Martha never married, but was reported to have had an offer of engagement from a man in Tallahassee.  The Arrowsmiths, it is told, did not approve and blocked the engagement.  The man then committed suicide.  Martha's reaction is not recorded.

In 1915, Elizabeth and Martha spent a pleasant summer with several friends.  During the trip home, Elizabeth died on the train just before it reached Jacksonville.  According to her October obituary in the Tallahassee newspaper, "her many friends were at the train to escort the body to the city cemetery where the funeral service was conducted by the Rev. D. Garnall of St. Johns Episcopal Church."  She was just shy of eighty.

Elizabeth's only child Lucy had died in 1902.  Of Dr. Arrowsmith's children from his first marriage, Caroline Annie died in 1898 and Horace died in 1893.  It is unknown when Alice Harriet died;  Alice's husband, George William Mackey, died in 1893.   Martha Dykes was listed as Elizabeth's sole heir.
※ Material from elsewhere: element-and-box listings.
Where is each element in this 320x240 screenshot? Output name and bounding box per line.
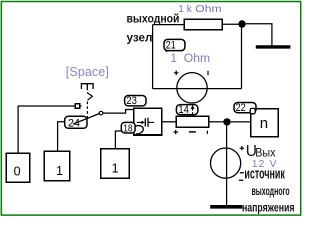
node callout 21 — [164, 39, 185, 52]
source U-top (circle, 1 Ohm) — [174, 71, 208, 104]
indicator box n — [251, 109, 279, 137]
resistor R-top (1 k Ohm) — [184, 19, 222, 30]
node callout 18 — [121, 122, 143, 134]
svg-text:выходного: выходного — [252, 184, 290, 198]
switch terminal (left pin) — [75, 104, 79, 108]
wire: node to resistor R-top left — [153, 24, 185, 26]
wire: loop right vertical — [241, 28, 243, 89]
wire: capacitor box to resistor R-mid — [162, 121, 177, 123]
node callout 23 — [125, 95, 146, 107]
svg-text:21: 21 — [166, 40, 176, 52]
svg-text:22: 22 — [236, 102, 246, 114]
svg-text:Ohm: Ohm — [195, 4, 221, 15]
node callout 14 with arrow — [176, 104, 198, 117]
label: U vyh — [246, 143, 276, 160]
svg-text:14: 14 — [178, 104, 189, 116]
svg-text:напряжения: напряжения — [242, 201, 295, 215]
indicator box 0 — [6, 153, 29, 182]
wire: terminal stub — [80, 105, 82, 107]
value label: 1 k Ohm — [178, 4, 221, 15]
svg-text:n: n — [260, 115, 268, 132]
svg-text:Вых: Вых — [255, 146, 275, 160]
svg-text:выходной: выходной — [127, 13, 180, 25]
wire: junction down through source to ground — [226, 126, 228, 206]
wire: junction to indicator n — [231, 121, 251, 123]
wire: junction to ground stub — [246, 24, 272, 45]
voltage source U-out (12 V circle) — [211, 146, 245, 180]
resistor R-mid — [176, 116, 208, 127]
wire: resistor R-top to junction — [222, 23, 238, 25]
svg-text:1: 1 — [171, 53, 177, 65]
svg-text:источник: источник — [244, 167, 285, 183]
ground (top right) — [256, 45, 291, 48]
svg-text:1: 1 — [112, 162, 119, 176]
wire: switch to capacitor box — [103, 110, 134, 114]
wire: loop left vertical — [152, 25, 154, 89]
node junction dot (top) — [238, 20, 245, 27]
svg-text:1: 1 — [56, 164, 63, 178]
svg-text:0: 0 — [14, 165, 21, 179]
wire: loop bottom horizontal — [153, 88, 242, 90]
svg-text:18: 18 — [123, 122, 133, 134]
node junction dot (middle) — [223, 118, 230, 125]
indicator box 1b — [101, 149, 129, 178]
capacitor component box U-cap — [134, 108, 162, 135]
node label: выходной узел — [127, 13, 180, 44]
svg-text:Ohm: Ohm — [184, 53, 210, 65]
svg-text:[Space]: [Space] — [66, 65, 109, 79]
switch blade — [73, 114, 99, 125]
wire: box 0 to switch terminal — [18, 106, 75, 153]
switch pivot circle — [99, 111, 103, 115]
polarity marks under R-mid — [174, 130, 208, 134]
wire: box 1b up to node 18 — [115, 131, 121, 149]
wire: box 1a up to switch pin (node 24) — [58, 122, 66, 151]
pushbutton dashed link — [86, 102, 88, 119]
node callout 22 — [234, 102, 256, 114]
wire: R-mid to junction — [209, 121, 224, 123]
svg-text:1: 1 — [178, 4, 184, 15]
pushbutton actuator cap — [81, 84, 94, 91]
ground (bottom) — [210, 205, 242, 209]
indicator box 1a — [44, 151, 69, 181]
value label: 1 Ohm — [171, 53, 211, 65]
svg-text:23: 23 — [126, 95, 136, 107]
pushbutton link chevron — [87, 93, 93, 101]
svg-text:узел: узел — [127, 33, 153, 45]
node callout 24 — [65, 116, 87, 129]
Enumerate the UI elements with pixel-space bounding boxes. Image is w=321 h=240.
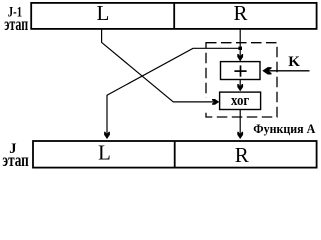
svg-text:этап: этап (4, 14, 28, 34)
plus sign (234, 65, 246, 76)
register row J-1: outer rectangle (31, 3, 316, 29)
svg-text:Функция А: Функция А (253, 122, 315, 136)
xor box (220, 92, 261, 109)
arrow into xor top (237, 84, 243, 91)
wire: top L down, diagonal across, into xor left side (102, 28, 219, 102)
svg-text:этап: этап (2, 150, 28, 170)
adder box (221, 62, 261, 80)
svg-text:хог: хог (231, 93, 249, 109)
svg-text:R: R (234, 1, 248, 25)
junction node on R wire (238, 47, 242, 50)
wire: adder output into xor (239, 80, 241, 91)
wire: top R down into adder (239, 28, 241, 60)
wire: branch from R wire to bottom L (horizontal, diagonal, vertical) (107, 48, 240, 138)
register row J-1: divider between L and R (173, 3, 175, 29)
arrow into xor left side (212, 99, 219, 105)
gap in dashed edge at wire crossing (205, 98, 208, 111)
svg-text:L: L (97, 1, 110, 25)
arrow into adder top (237, 54, 243, 61)
wire: key K into adder (264, 70, 310, 72)
register row J: divider between L and R (174, 141, 176, 168)
svg-text:R: R (235, 143, 249, 167)
wire: xor output down to bottom R register (239, 110, 241, 139)
dashed function box (206, 43, 277, 117)
arrow into adder right side (262, 67, 271, 74)
arrow into bottom R register (237, 132, 243, 139)
register row J: outer rectangle (33, 141, 317, 168)
arrow into bottom L register (104, 132, 110, 139)
svg-text:K: K (288, 54, 300, 70)
svg-text:L: L (98, 141, 111, 165)
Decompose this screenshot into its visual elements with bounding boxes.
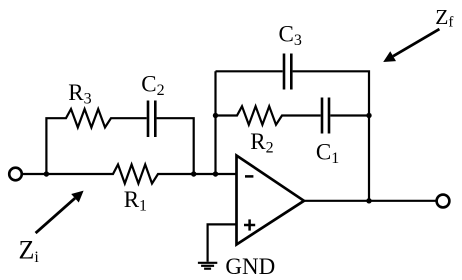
svg-text:C1: C1 xyxy=(316,140,339,168)
svg-text:R3: R3 xyxy=(68,80,91,108)
svg-text:Zi: Zi xyxy=(19,236,40,267)
svg-text:C2: C2 xyxy=(141,71,164,99)
svg-text:Zf: Zf xyxy=(435,5,453,31)
svg-text:GND: GND xyxy=(225,254,275,279)
svg-text:R1: R1 xyxy=(124,187,147,215)
svg-text:C3: C3 xyxy=(279,22,302,50)
svg-text:R2: R2 xyxy=(250,129,273,157)
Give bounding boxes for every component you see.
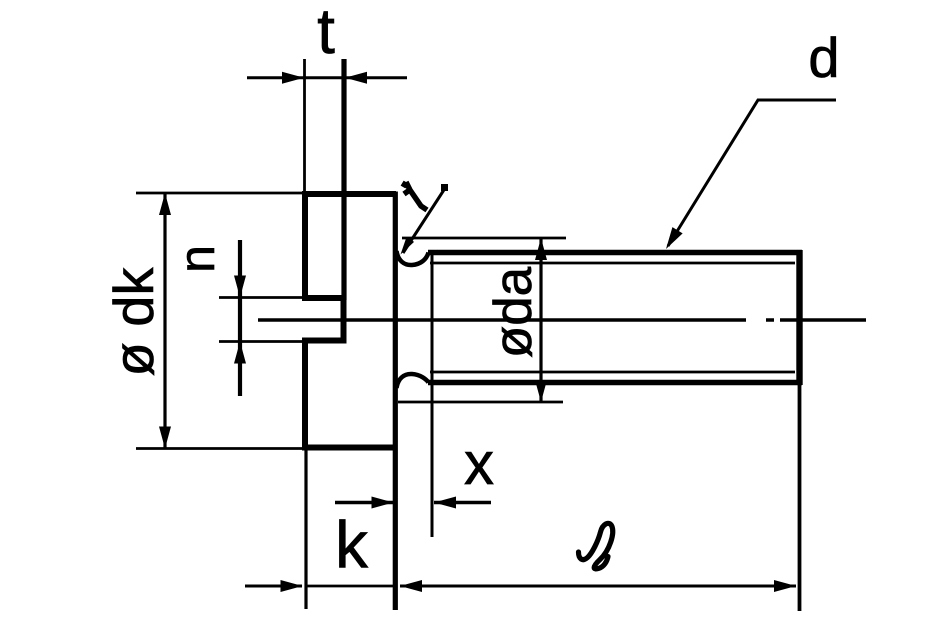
leader r arrowhead (397, 237, 414, 257)
dimension n: bottom extension line (219, 340, 302, 343)
dimension t: left extension line (303, 59, 306, 194)
svg-text:øda: øda (484, 266, 543, 358)
dimension n: lower arrowhead pointing up (234, 342, 246, 364)
dimension l: left arrowhead (400, 580, 422, 592)
label r (fillet radius, handwritten) (403, 182, 427, 210)
dimension x: left dimension line (335, 501, 393, 505)
svg-text:n: n (169, 245, 225, 273)
shaft end face (796, 250, 802, 385)
svg-text:x: x (464, 430, 494, 497)
dimension l: dimension line (400, 585, 796, 588)
svg-text:ø dk: ø dk (102, 267, 165, 377)
dimension x: right dimension line (434, 501, 491, 505)
leader d arrowhead (661, 227, 683, 252)
dimension x: right arrowhead (434, 497, 456, 509)
dimension phi da: top extension line (402, 237, 566, 240)
dimension n: top extension line (219, 296, 302, 299)
screw head outline with slot notch (305, 194, 396, 448)
dimension phi da: bottom extension line (398, 401, 563, 404)
dimension x: thread start extension line (431, 250, 434, 537)
dimension phi dk: dimension line (163, 193, 166, 449)
svg-text:t: t (317, 0, 335, 67)
dimension phi dk: top arrowhead (159, 193, 171, 215)
dimension phi da: top arrowhead (535, 238, 547, 260)
centerline (258, 318, 866, 321)
head left face extension below (304, 450, 307, 609)
label phi da (rotated) (484, 266, 543, 358)
dimension n: upper arrowhead pointing down (234, 276, 246, 298)
shaft top major-diameter line (428, 250, 802, 255)
thread root line top (430, 262, 795, 265)
dimension phi dk: bottom extension line (136, 447, 302, 450)
label n (rotated) (169, 245, 225, 273)
thread root line bottom (430, 371, 795, 374)
dimension phi da: bottom arrowhead (535, 380, 547, 402)
dimension l: right arrowhead (774, 580, 796, 592)
shaft bottom major-diameter line (428, 380, 802, 385)
under-head fillet bottom (397, 374, 429, 388)
dimension n: dimension line (238, 240, 242, 396)
dimension phi da: dimension line (539, 238, 542, 402)
dimension t: left arrowhead (282, 72, 304, 84)
dimension k: outside arrow line (245, 585, 302, 588)
under-head fillet top (397, 251, 429, 265)
label phi dk (rotated) (102, 267, 165, 377)
leader line for d (668, 100, 836, 246)
dimension t: dimension line (247, 76, 407, 79)
svg-text:k: k (335, 508, 369, 582)
dimension x: left arrowhead (372, 497, 394, 509)
screw end extension line below (798, 385, 802, 611)
dimension t: right arrowhead (345, 72, 367, 84)
dimension phi dk: top extension line (136, 192, 302, 195)
dimension phi dk: bottom arrowhead (159, 427, 171, 449)
leader line for r (403, 188, 446, 254)
dimension k: outside arrowhead (281, 580, 303, 592)
svg-text:d: d (808, 26, 839, 89)
dimension t: right (slot-bottom) extension line, thick (341, 59, 346, 300)
bearing face line extended below head (393, 192, 398, 611)
label l (script ell) (579, 523, 613, 569)
dimension k: dimension line between faces (306, 585, 395, 588)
When Martha died of a stroke in 1916, she was attending a gathering at the home of John W. Henderson.  Martha was described in her obituary as a "well known and popular young woman".  She was sixty-three-years-old at the time!  
The John W. Henderson Home. 
This home was moved in 1939 to
become the main house for the Southwood Plantation.
In 1916, it was located at the corner of Adams and St. Augustine.